I met Alison B. for a quick lunch/shopping trip. I stopped in Janie and Jack to look for Christmas shirts for the boys. I was holding Charlotte while Alison and Norah were outside the store waiting on me. I quickly found two sweaters and headed to check out. The sales lady, who was very nice I might add, began commenting on how sweet Charlotte was. She was asking me questions like how old is she, how much does she weigh, etc. I then told her that I wasn't her mom. She then asked me how many kids I had, I answered and then told her our youngest was adopted. Her face immediately lit up and she said, "it's so funny you mentioned adoption. I was just telling my family we need to go to the town orphanage and see if we could help out." I just smiled, paid and left, wishing her good luck in her endeavors. Good luck finding the town orphanage.

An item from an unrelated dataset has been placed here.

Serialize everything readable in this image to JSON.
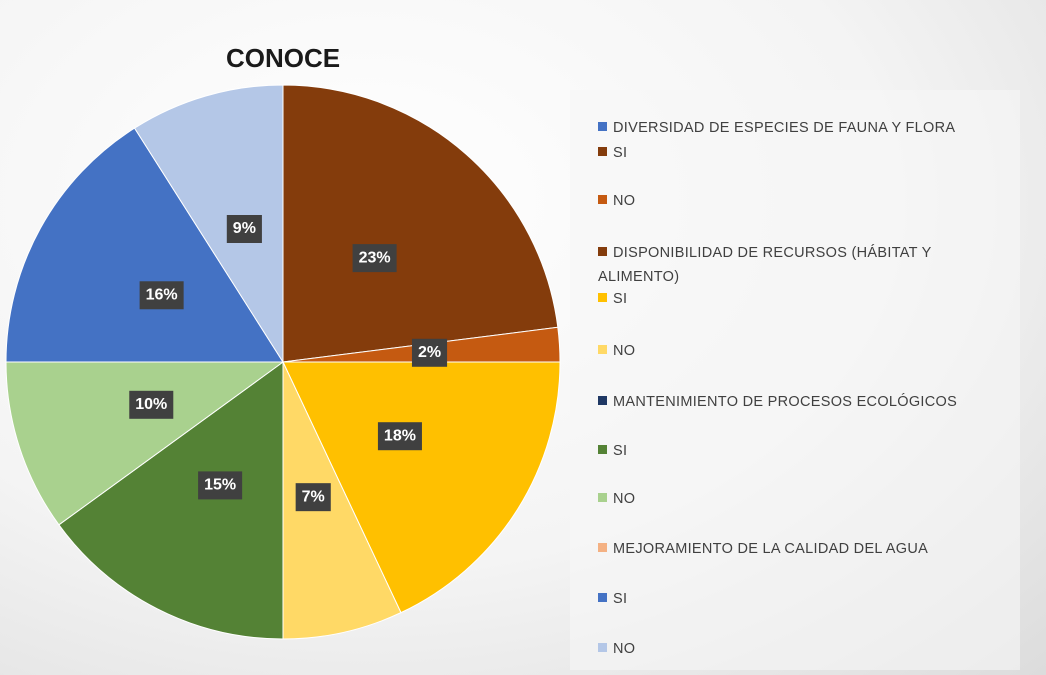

Then, it was off to lunch and then playland for Norah. While Norah was running around, I was sitting there holding Charlotte when another sweet lady approached and asked how old she was. I told her and then she asked if she could touch her hair. Sure. Then, she asked me how much she weighed. I said, "um, I'm not her mom, I'm not sure" to which she said, "well, that's obvious that you aren't her mom" I felt like I had been smacked. I wish you could have seen her face when I then asked Alison how much she weighed and loudly said, "and there's her big sister" and pointed to Norah. Hmmm...shouldn't assume I couldn't be her mom.
I make ignorant comments all the time. We've all asked how far along a woman is when she really isn't pregnant. I guess I just try to be more aware of what I say now. That "normal" is no longer 2 kids and a white picket fence. I love being a transracial family. I love that others feel comfortable around us, especially those that also don't have the traditional family.